The Retirement Income Review has achieved many things. It has managed to make a complex system understandable. It used strong principles as its guide. It has achieved its mandate of establishing a fact base while leaving some clear policy direction, all without making any recommendations. Well done to those involved, especially Carolyn Kay, Deborah Ralston and Michael Callaghan (pictured).

We all know the the retirement system is highly complex and multi-dimensional: there are multiple sources of income, household circumstances vary and there is no agreed approach to assessing outcomes. For the review to be able to progress it needed to simplify the complex.

It achieved this by:

  • Sticking to the three-pillar system of age pension, compulsory super and voluntary savings
  • Creating three groups of households by income: low (bottom three deciles), middle (the next five) and high (the top two). These groups are used as mappings for cases such as people with disability
  • Using replacement rates as the measure of outcome, thereby linking living standards across a person’s working life and retirement, while acknowledging that low income households should also meet a minimum income level. Income standards such as those produced by ASFA were placed aside.

Throughout, the four elements of adequacy, equity, sustainability and cohesion represented a strong set of lenses used to review the retirement system.

The review noted that an individual’s retirement largely reflects the extent of their engagement in the workforce, both income and years worked. Unsurprisingly, the low-income cohort faces a range of challenges.

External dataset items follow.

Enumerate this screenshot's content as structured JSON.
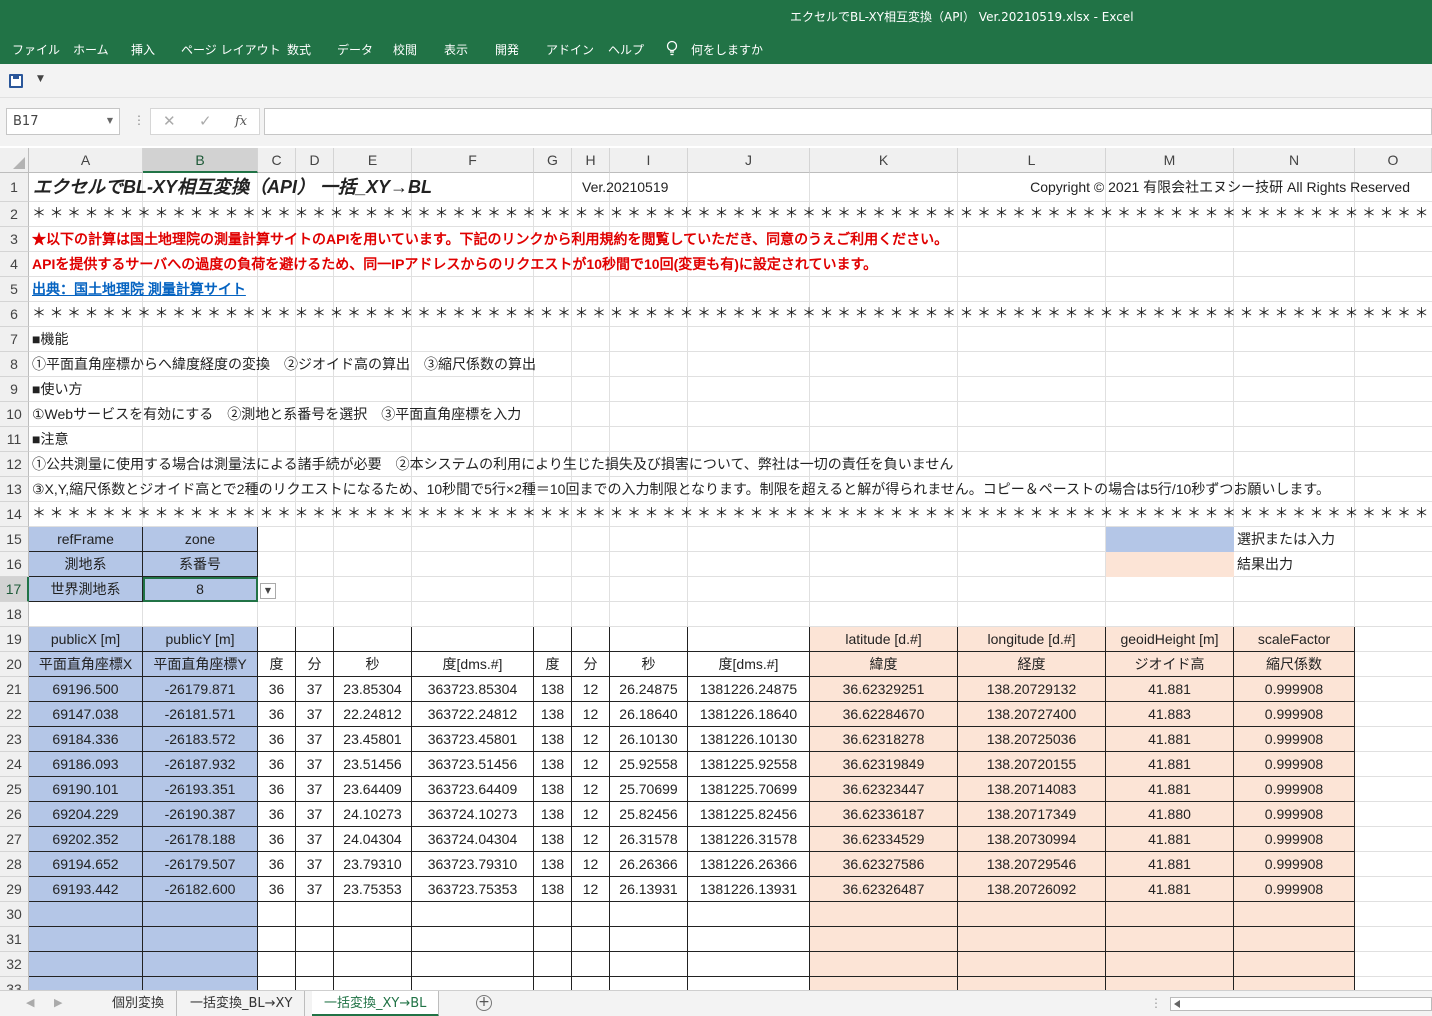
{
  "window": {
    "title": "エクセルでBL-XY相互変換（API） Ver.20210519.xlsx  -  Excel"
  },
  "ribbon": {
    "tabs": [
      "ファイル",
      "ホーム",
      "挿入",
      "ページ レイアウト",
      "数式",
      "データ",
      "校閲",
      "表示",
      "開発",
      "アドイン",
      "ヘルプ"
    ],
    "tell_me": "何をしますか"
  },
  "formula_bar": {
    "name_box": "B17",
    "fx": "fx",
    "value": ""
  },
  "columns": [
    "A",
    "B",
    "C",
    "D",
    "E",
    "F",
    "G",
    "H",
    "I",
    "J",
    "K",
    "L",
    "M",
    "N",
    "O"
  ],
  "rows": [
    "1",
    "2",
    "3",
    "4",
    "5",
    "6",
    "7",
    "8",
    "9",
    "10",
    "11",
    "12",
    "13",
    "14",
    "15",
    "16",
    "17",
    "18",
    "19",
    "20",
    "21",
    "22",
    "23",
    "24",
    "25",
    "26",
    "27",
    "28",
    "29",
    "30",
    "31",
    "32",
    "33"
  ],
  "sheet": {
    "title": "エクセルでBL-XY相互変換（API） 一括_XY→BL",
    "version": "Ver.20210519",
    "copyright": "Copyright © 2021 有限会社エヌシー技研  All Rights Reserved",
    "stars": "＊＊＊＊＊＊＊＊＊＊＊＊＊＊＊＊＊＊＊＊＊＊＊＊＊＊＊＊＊＊＊＊＊＊＊＊＊＊＊＊＊＊＊＊＊＊＊＊＊＊＊＊＊＊＊＊＊＊＊＊＊＊＊＊＊＊＊＊＊＊＊＊＊＊＊＊＊＊＊＊＊＊＊＊＊＊＊＊＊",
    "notice1": "★以下の計算は国土地理院の測量計算サイトのAPIを用いています。下記のリンクから利用規約を閲覧していただき、同意のうえご利用ください。",
    "notice2": "APIを提供するサーバへの過度の負荷を避けるため、同一IPアドレスからのリクエストが10秒間で10回(変更も有)に設定されています。",
    "source_link": "出典：国土地理院 測量計算サイト",
    "features_heading": "■機能",
    "features": "①平面直角座標からへ緯度経度の変換　②ジオイド高の算出　③縮尺係数の算出",
    "usage_heading": "■使い方",
    "usage": "①Webサービスを有効にする　②測地と系番号を選択　③平面直角座標を入力",
    "caution_heading": "■注意",
    "caution1": "①公共測量に使用する場合は測量法による諸手続が必要　②本システムの利用により生じた損失及び損害について、弊社は一切の責任を負いません",
    "caution2": "③X,Y,縮尺係数とジオイド高とで2種のリクエストになるため、10秒間で5行×2種＝10回までの入力制限となります。制限を超えると解が得られません。コピー＆ペーストの場合は5行/10秒ずつお願いします。",
    "params": {
      "refFrame_label": "refFrame",
      "zone_label": "zone",
      "refFrame_jp": "測地系",
      "zone_jp": "系番号",
      "refFrame_value": "世界測地系",
      "zone_value": "8"
    },
    "legend": {
      "input": "選択または入力",
      "output": "結果出力"
    },
    "table_headers": {
      "row19": [
        "publicX [m]",
        "publicY [m]",
        "latitude [d.#]",
        "longitude [d.#]",
        "geoidHeight [m]",
        "scaleFactor"
      ],
      "row20": [
        "平面直角座標X",
        "平面直角座標Y",
        "度",
        "分",
        "秒",
        "度[dms.#]",
        "度",
        "分",
        "秒",
        "度[dms.#]",
        "緯度",
        "経度",
        "ジオイド高",
        "縮尺係数"
      ]
    },
    "data_rows": [
      [
        "69196.500",
        "-26179.871",
        "36",
        "37",
        "23.85304",
        "363723.85304",
        "138",
        "12",
        "26.24875",
        "1381226.24875",
        "36.62329251",
        "138.20729132",
        "41.881",
        "0.999908"
      ],
      [
        "69147.038",
        "-26181.571",
        "36",
        "37",
        "22.24812",
        "363722.24812",
        "138",
        "12",
        "26.18640",
        "1381226.18640",
        "36.62284670",
        "138.20727400",
        "41.883",
        "0.999908"
      ],
      [
        "69184.336",
        "-26183.572",
        "36",
        "37",
        "23.45801",
        "363723.45801",
        "138",
        "12",
        "26.10130",
        "1381226.10130",
        "36.62318278",
        "138.20725036",
        "41.881",
        "0.999908"
      ],
      [
        "69186.093",
        "-26187.932",
        "36",
        "37",
        "23.51456",
        "363723.51456",
        "138",
        "12",
        "25.92558",
        "1381225.92558",
        "36.62319849",
        "138.20720155",
        "41.881",
        "0.999908"
      ],
      [
        "69190.101",
        "-26193.351",
        "36",
        "37",
        "23.64409",
        "363723.64409",
        "138",
        "12",
        "25.70699",
        "1381225.70699",
        "36.62323447",
        "138.20714083",
        "41.881",
        "0.999908"
      ],
      [
        "69204.229",
        "-26190.387",
        "36",
        "37",
        "24.10273",
        "363724.10273",
        "138",
        "12",
        "25.82456",
        "1381225.82456",
        "36.62336187",
        "138.20717349",
        "41.880",
        "0.999908"
      ],
      [
        "69202.352",
        "-26178.188",
        "36",
        "37",
        "24.04304",
        "363724.04304",
        "138",
        "12",
        "26.31578",
        "1381226.31578",
        "36.62334529",
        "138.20730994",
        "41.881",
        "0.999908"
      ],
      [
        "69194.652",
        "-26179.507",
        "36",
        "37",
        "23.79310",
        "363723.79310",
        "138",
        "12",
        "26.26366",
        "1381226.26366",
        "36.62327586",
        "138.20729546",
        "41.881",
        "0.999908"
      ],
      [
        "69193.442",
        "-26182.600",
        "36",
        "37",
        "23.75353",
        "363723.75353",
        "138",
        "12",
        "26.13931",
        "1381226.13931",
        "36.62326487",
        "138.20726092",
        "41.881",
        "0.999908"
      ]
    ]
  },
  "sheet_tabs": [
    "個別変換",
    "一括変換_BL→XY",
    "一括変換_XY→BL"
  ],
  "active_sheet": "一括変換_XY→BL",
  "colors": {
    "excel_green": "#217346",
    "input_blue": "#b4c6e7",
    "output_peach": "#fce4d6",
    "notice_red": "#e00000",
    "link_blue": "#0563c1"
  }
}
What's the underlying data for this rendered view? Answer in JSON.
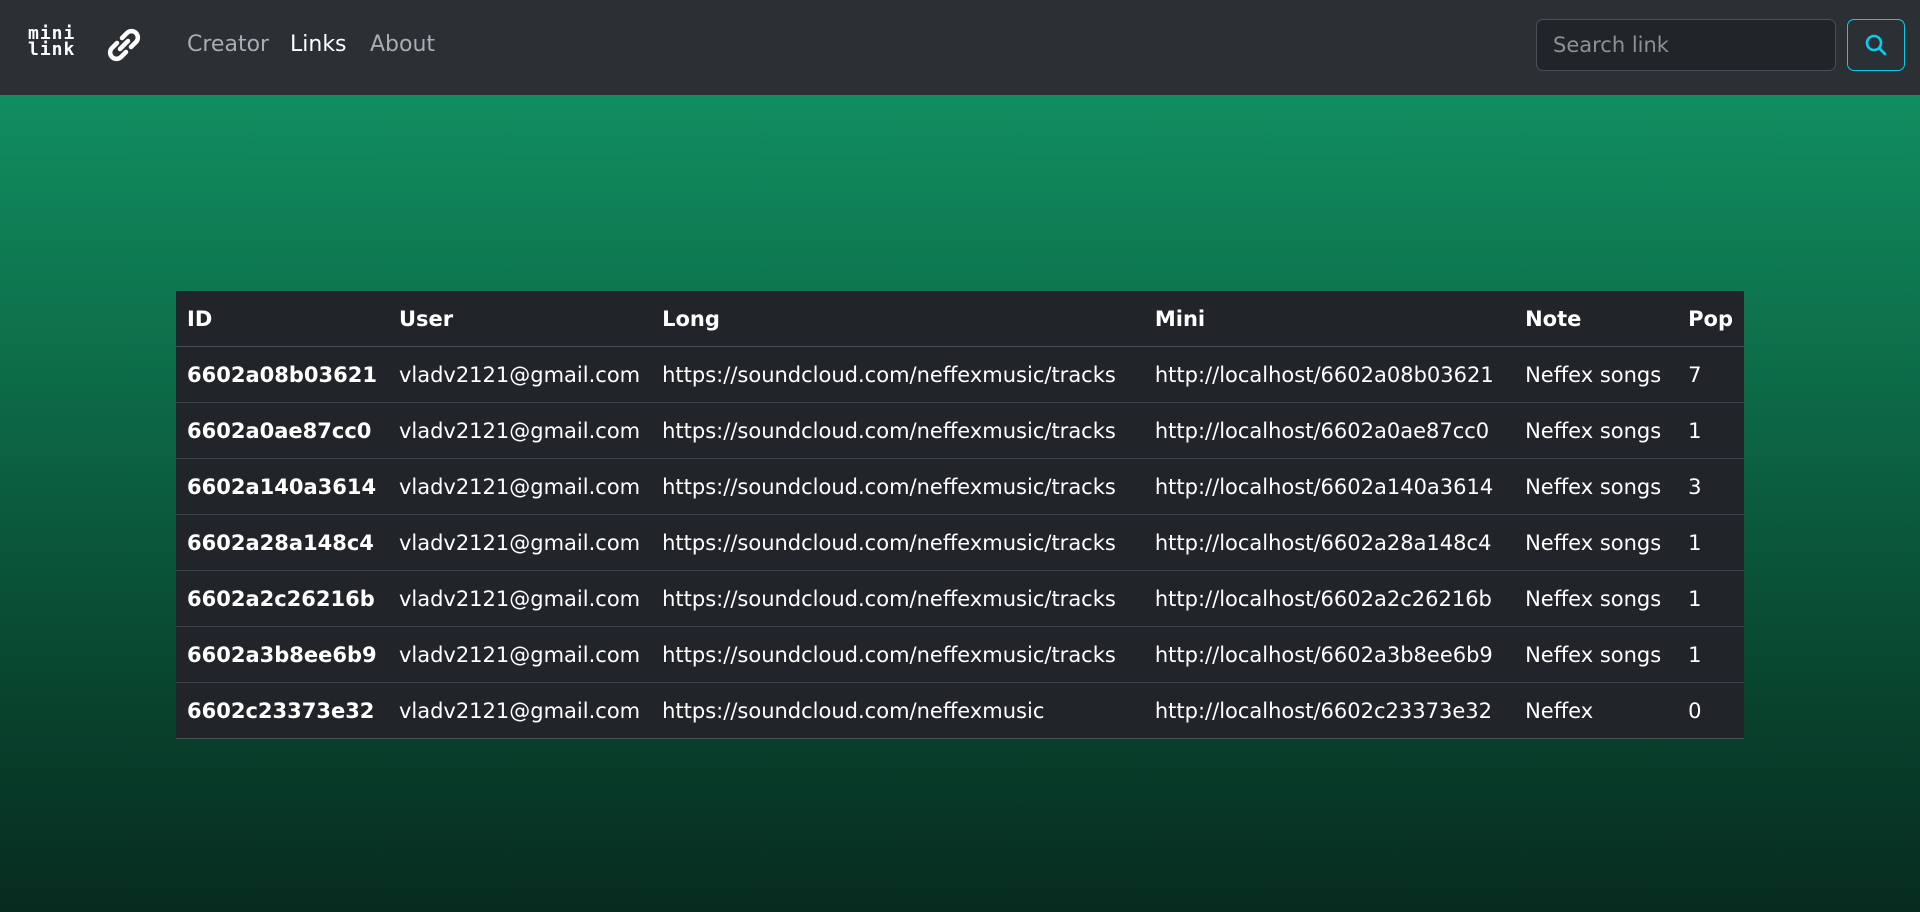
{
  "brand": {
    "line1": "mini",
    "line2": "link"
  },
  "nav": {
    "creator": "Creator",
    "links": "Links",
    "about": "About"
  },
  "search": {
    "placeholder": "Search link",
    "value": "",
    "button_icon": "search-icon",
    "accent": "#0dcaf0"
  },
  "table": {
    "headers": [
      "ID",
      "User",
      "Long",
      "Mini",
      "Note",
      "Pop"
    ],
    "rows": [
      [
        "6602a08b03621",
        "vladv2121@gmail.com",
        "https://soundcloud.com/neffexmusic/tracks",
        "http://localhost/6602a08b03621",
        "Neffex songs",
        "7"
      ],
      [
        "6602a0ae87cc0",
        "vladv2121@gmail.com",
        "https://soundcloud.com/neffexmusic/tracks",
        "http://localhost/6602a0ae87cc0",
        "Neffex songs",
        "1"
      ],
      [
        "6602a140a3614",
        "vladv2121@gmail.com",
        "https://soundcloud.com/neffexmusic/tracks",
        "http://localhost/6602a140a3614",
        "Neffex songs",
        "3"
      ],
      [
        "6602a28a148c4",
        "vladv2121@gmail.com",
        "https://soundcloud.com/neffexmusic/tracks",
        "http://localhost/6602a28a148c4",
        "Neffex songs",
        "1"
      ],
      [
        "6602a2c26216b",
        "vladv2121@gmail.com",
        "https://soundcloud.com/neffexmusic/tracks",
        "http://localhost/6602a2c26216b",
        "Neffex songs",
        "1"
      ],
      [
        "6602a3b8ee6b9",
        "vladv2121@gmail.com",
        "https://soundcloud.com/neffexmusic/tracks",
        "http://localhost/6602a3b8ee6b9",
        "Neffex songs",
        "1"
      ],
      [
        "6602c23373e32",
        "vladv2121@gmail.com",
        "https://soundcloud.com/neffexmusic",
        "http://localhost/6602c23373e32",
        "Neffex",
        "0"
      ]
    ]
  },
  "colors": {
    "navbar": "#2b3035",
    "table_bg": "#212529",
    "gradient_top": "#129a69",
    "gradient_bottom": "#072b1f"
  }
}
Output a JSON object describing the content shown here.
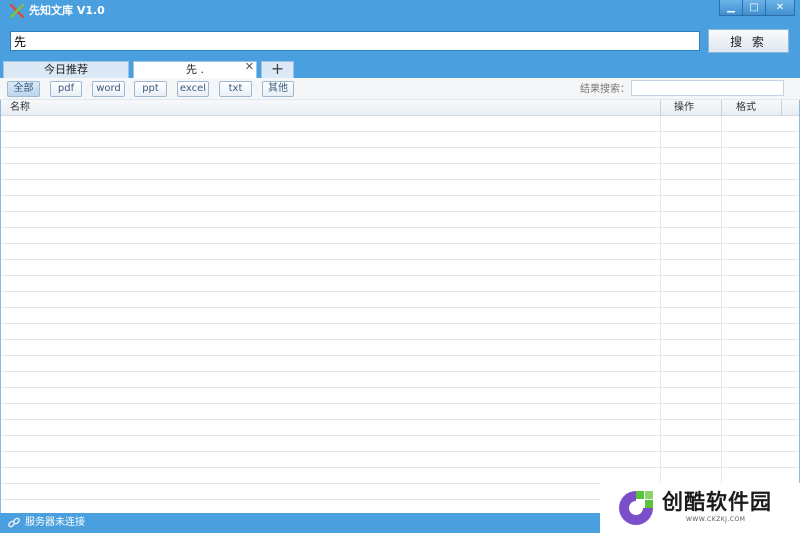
{
  "app": {
    "title": "先知文库 V1.0"
  },
  "window_controls": {
    "minimize": "▁",
    "maximize": "□",
    "close": "✕"
  },
  "search": {
    "value": "先",
    "button_label": "搜 索"
  },
  "tabs": [
    {
      "label": "今日推荐"
    },
    {
      "label": "先 .",
      "close": "✕"
    },
    {
      "label": "+"
    }
  ],
  "filters": {
    "buttons": [
      "全部",
      "pdf",
      "word",
      "ppt",
      "excel",
      "txt",
      "其他"
    ],
    "active": "全部",
    "result_search_label": "结果搜索：",
    "result_search_value": ""
  },
  "table": {
    "columns": [
      "名称",
      "操作",
      "格式"
    ],
    "rows": []
  },
  "status": {
    "text": "服务器未连接",
    "icon": "link-icon"
  },
  "watermark": {
    "title": "创酷软件园",
    "url": "WWW.CKZKJ.COM"
  },
  "colors": {
    "accent": "#4a9fde",
    "watermark_green": "#5ac23b",
    "watermark_purple": "#7a4fc9"
  }
}
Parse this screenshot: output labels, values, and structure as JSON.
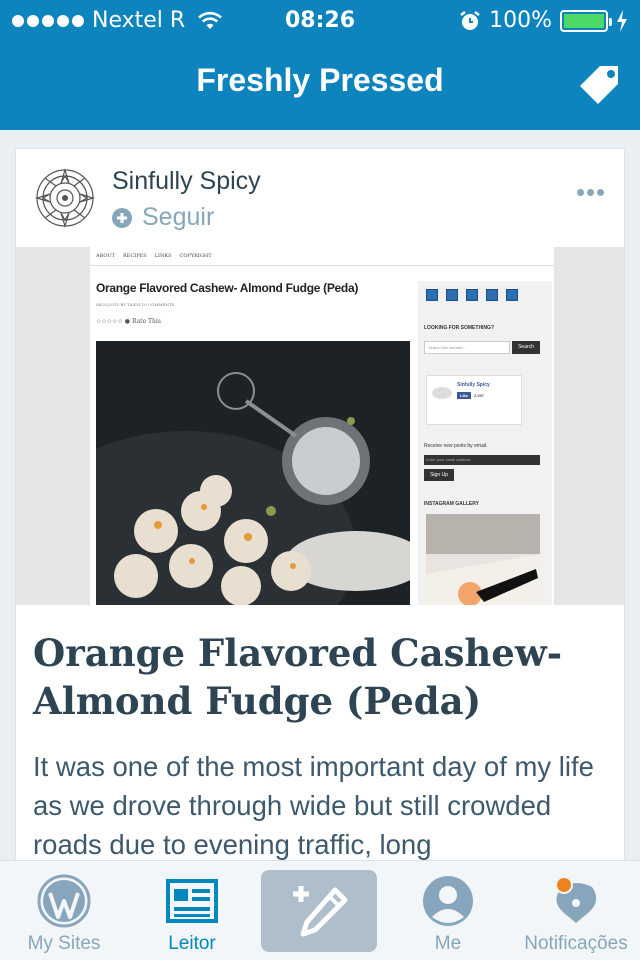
{
  "status_bar": {
    "carrier": "Nextel R",
    "time": "08:26",
    "battery": "100%",
    "signal_dots": 5,
    "icons": [
      "wifi-icon",
      "alarm-icon",
      "battery-icon",
      "charging-icon"
    ]
  },
  "nav": {
    "title": "Freshly Pressed",
    "right_icon": "tag-icon"
  },
  "card": {
    "author": "Sinfully Spicy",
    "follow_label": "Seguir",
    "more_icon": "ellipsis-icon",
    "post_title": "Orange Flavored Cashew-Almond Fudge (Peda)",
    "excerpt": "It was one of the most important day of my life as we drove through wide but still crowded roads due to evening traffic, long",
    "featured_image": {
      "menu": [
        "ABOUT",
        "RECIPES",
        "LINKS",
        "COPYRIGHT"
      ],
      "post_title": "Orange Flavored Cashew- Almond Fudge (Peda)",
      "meta": "04/22/2015 BY TANVI   10 COMMENTS",
      "rate": "Rate This",
      "side_search_heading": "LOOKING FOR SOMETHING?",
      "search_placeholder": "Search this website...",
      "search_button": "Search",
      "fb_name": "Sinfully Spicy",
      "fb_like": "Like",
      "fb_count": "2,997",
      "email_text": "Receive new posts by email.",
      "email_placeholder": "Enter your email address",
      "signup": "Sign Up",
      "instagram_heading": "INSTAGRAM GALLERY"
    }
  },
  "tabs": [
    {
      "label": "My Sites",
      "icon": "wordpress-icon",
      "active": false
    },
    {
      "label": "Leitor",
      "icon": "reader-icon",
      "active": true
    },
    {
      "label": "",
      "icon": "new-post-icon",
      "active": false
    },
    {
      "label": "Me",
      "icon": "profile-icon",
      "active": false
    },
    {
      "label": "Notificações",
      "icon": "notifications-icon",
      "active": false
    }
  ],
  "colors": {
    "header": "#0e84bf",
    "active_tab": "#0087be",
    "inactive_tab": "#87a6bc",
    "title_text": "#2e4453",
    "notification_dot": "#f0821e"
  }
}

The Review explored the Grattan Institute’s recommendation of rental support as a solution but found this doesn’t go far enough. The review didn’t identify any alternatives solutions and it wouldn’t surprise me to see a subsequent review focused on improving retirement outcomes for low income households.

Key finding

Given the high-income cohort has sufficient earnings capacity such that superannuation represents tax-effective wealth management, it is the middle-income cohort which receives substantial focus. And here, the review didn’t shirk the big topics. Three issues were brought together to shape the major finding of the review:

  1. Increasing the superannuation guarantee will negatively impact wage growth, hence working life living standards. Here, Australian National University-commissioned research helped inform the review’s view
  2. Not drawing down accumulated savings effectively is identified as a major source of system inefficiency
  3. The ‘retirement trap’, whereby people with mid-high wealth living off derived income from superannuation lament that they have less income than age pensioners due to the high pension taper rate, is twisted around. The Review points out that the high taper rate provides great support for those who draw down their savings or experience market losses

In short, if accumulated savings are drawn down effectively then the middle cohort will experience good retirement outcomes. So strong is the implicit recommendation of this point that it is the starting assumption for most of the modelling and analysis. Indeed, the review demonstrates that efficiently drawing down with a 9.5 per cent SG will lead to better outcomes than the status quo applied to a 12 per cent SG.

Further, the review could keep housing up its sleeve: it details the optionality of drawing down additional income from housing while pointing out the age pension means test could treat housing more fairly.

Where does this leave industry?

Superannuation faces some interesting challenges. The implicit recommendations of the review will mean the following is likely:

  • Retirement Income Covenant to proceed
  • Funds will need to develop retirement solutions which provide protection but also accelerate the drawdown of accumulated savings
  • Funds should prepare for the likelihood of SG remaining at 9.5 per cent
  • Funds need to help the re-framing of superannuation as a retirement income stream through advice and guidance which provides their members with the confidence to drawdown

Wildcards

A review of this size will always have pockets of interesting findings. This review drew clear attention to the substantial tax concessions that go to a small part of the population. Another point of interest was early release of super. Here the Review considered limited access during COVID to be consistent with income smoothing at a critical point in life.

In summary, this is a clever review in more ways than one. It is clever in how it simplified a complex problem. It is clever in how creates a structured case for improving retirement outcomes to a good level by not increasing the SG. And it is ‘clever’ in saying all this without making any recommendations.